Se prononçant de façon détaillée sur ces différents points, les délégations ont toutes reconnues que des divergences existent toujours entre les Etats. Certains représentants se sont toutefois félicités des conclusions établies par le groupe de travail sur les immunités juridictionnelles des Etats et de leurs biens, soulignant qu'elles constituent une bonne base de travail pour les discussions futures sur la question. Elles ont appelé les Etats à déployer des efforts sincères pour surmonter ces divergences et parvenir ainsi à une harmonisation des législations nationales sur la question, conformément au mandat de la CDI. Plusieurs intervenants ont abordé la question de la définition des critères permettant de déterminer de la nature commerciale des contrats ou des transactions conclues par les Etats. Dans ce contexte, le représentant de l'Argentine a estimé que l'inclusion de critères tirés de la nature ou du but de l'acte dans le projet d'articles, constituerait la solution la plus plausible. Il a fait remarquer que la mise en oeuvre d'une telle distinction s'avère moins délicate dans la pratique que dans la théorie. Pour sa part, le représentant du Japon a suggéré, "pour sortir de l'impasse" de faire de la nature de l'acte le critère principal et de son but, un critère subsidiaire.
Ont fait une déclaration, les représentants des pays suivants: Mexique, Argentine, Pays-Bas, Royaume Uni et Japon.
La Sixième Commission se réunira de nouveau demain, jeudi 28 octobre à 10 heures.

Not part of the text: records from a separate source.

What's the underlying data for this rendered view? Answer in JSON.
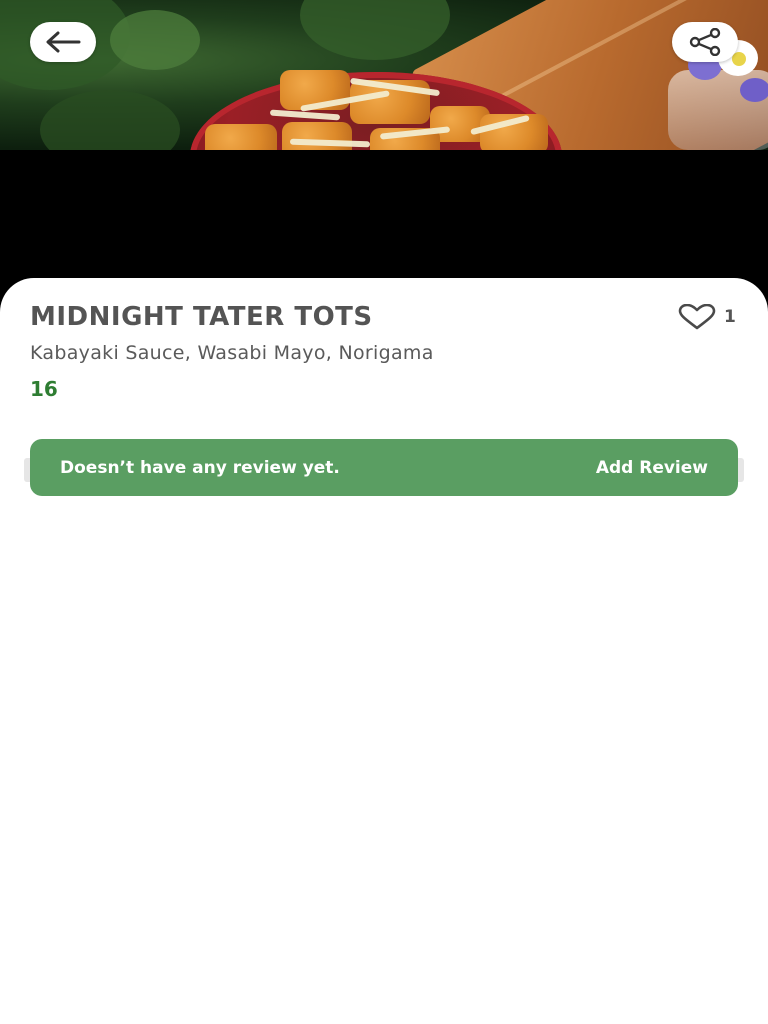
{
  "header": {
    "back_icon": "arrow-left-icon",
    "share_icon": "share-icon",
    "hero_image": "tater-tots-in-red-bowl"
  },
  "item": {
    "title": "MIDNIGHT TATER TOTS",
    "ingredients": "Kabayaki Sauce, Wasabi Mayo, Norigama",
    "price": "16",
    "like_count": "1",
    "like_icon": "heart-outline-icon"
  },
  "reviews": {
    "empty_message": "Doesn’t have any review yet.",
    "add_review_label": "Add Review"
  },
  "colors": {
    "accent_green": "#5a9e62",
    "price_green": "#2e7d32",
    "title_gray": "#545454",
    "bowl_red": "#9b1f26"
  }
}
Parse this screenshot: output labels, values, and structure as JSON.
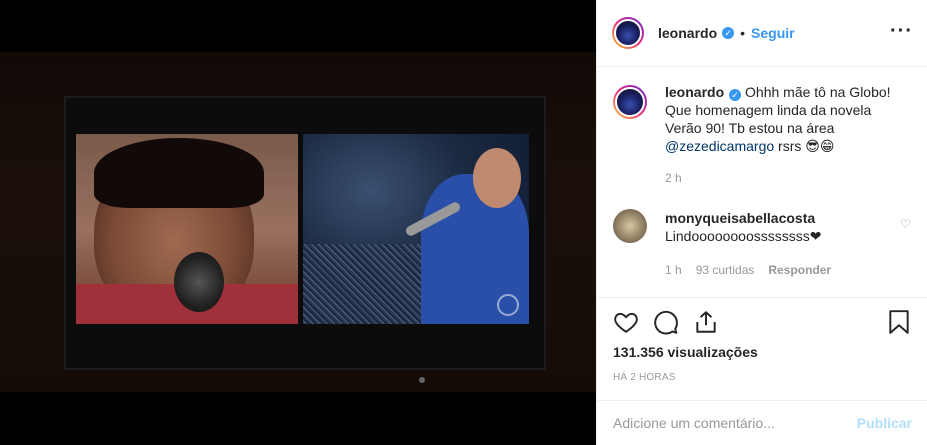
{
  "post": {
    "owner": "leonardo",
    "follow_label": "Seguir",
    "separator": "•",
    "more_label": "···"
  },
  "caption": {
    "username": "leonardo",
    "text_before": "Ohhh mãe tô na Globo! Que homenagem linda da novela Verão 90! Tb estou na área ",
    "mention": "@zezedicamargo",
    "text_after": " rsrs 😎😁",
    "time": "2 h"
  },
  "comments": [
    {
      "username": "monyqueisabellacosta",
      "text": "Lindoooooooossssssss❤",
      "time": "1 h",
      "likes": "93 curtidas",
      "reply_label": "Responder"
    }
  ],
  "stats": {
    "views": "131.356 visualizações",
    "posted_ago": "HÁ 2 HORAS"
  },
  "composer": {
    "placeholder": "Adicione um comentário...",
    "publish_label": "Publicar"
  },
  "icons": {
    "like": "heart-icon",
    "comment": "comment-icon",
    "share": "share-icon",
    "save": "bookmark-icon",
    "verified": "verified-badge-icon"
  },
  "colors": {
    "link_blue": "#3897f0",
    "mention": "#003569",
    "muted": "#999999",
    "publish_disabled": "#b2dffc"
  }
}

- 2 - AG/J/292 27 octobre 1999
EXAMEN DU RAPPORT DE LA COMMISSION DU DROIT INTERNATIONAL SUR LES TRAVAUX DE SA CINQUANTE ET UNIEME SESSION
Question des immunités juridictionnelles des Etats et de leurs biens
Présentant le Chapitre VII du rapport de la CDI consacré à cette question, M. Zdzislaw Galicki (Pologne), Président de la Commission du droit international, a rappelé que le Groupe de travail créé par la résolution 53/98 est chargé d'examiner les questions de fond restant à régler concernant le projet d'articles sur les immunités juridictionnelles des Etats et de leurs biens adopté par la Commission du droit international. Il lui faut, pour ce faire, tenir compte de l'évolution récente de la pratique et de la législation des Etats et tous autres facteurs se rapportant à cette question apparus depuis l'adoption du projet d'articles. Il lui faut aussi déterminer si, parmi les questions qu'il aura identifiées, il en existe pour lesquelles il serait utile de solliciter à nouveau les observations et les recommandations de la Commission.
Concernant les critères à appliquer pour déterminer si un contrat ou une transaction est de nature commerciale, le Président a fait observer que la pratique des tribunaux des Etats dotés d'une loi relative à l'immunité a d'une manière générale consisté à tenir uniquement compte de sa nature. En revanche, d'autres décisions retiennent le critère du but. Il a été noté que la distinction entre les critères de la nature et du but était peut-être moins importante que pouvait le donner à penser le long débat sur ce sujet. On a relevé que certains des critères retenus dans le projet d'articles de l'Institut de droit international pourraient donner des indications utiles aux cours et aux tribunaux nationaux appelés à décider s'il fallait accorder l'immunité dans une affaire particulière.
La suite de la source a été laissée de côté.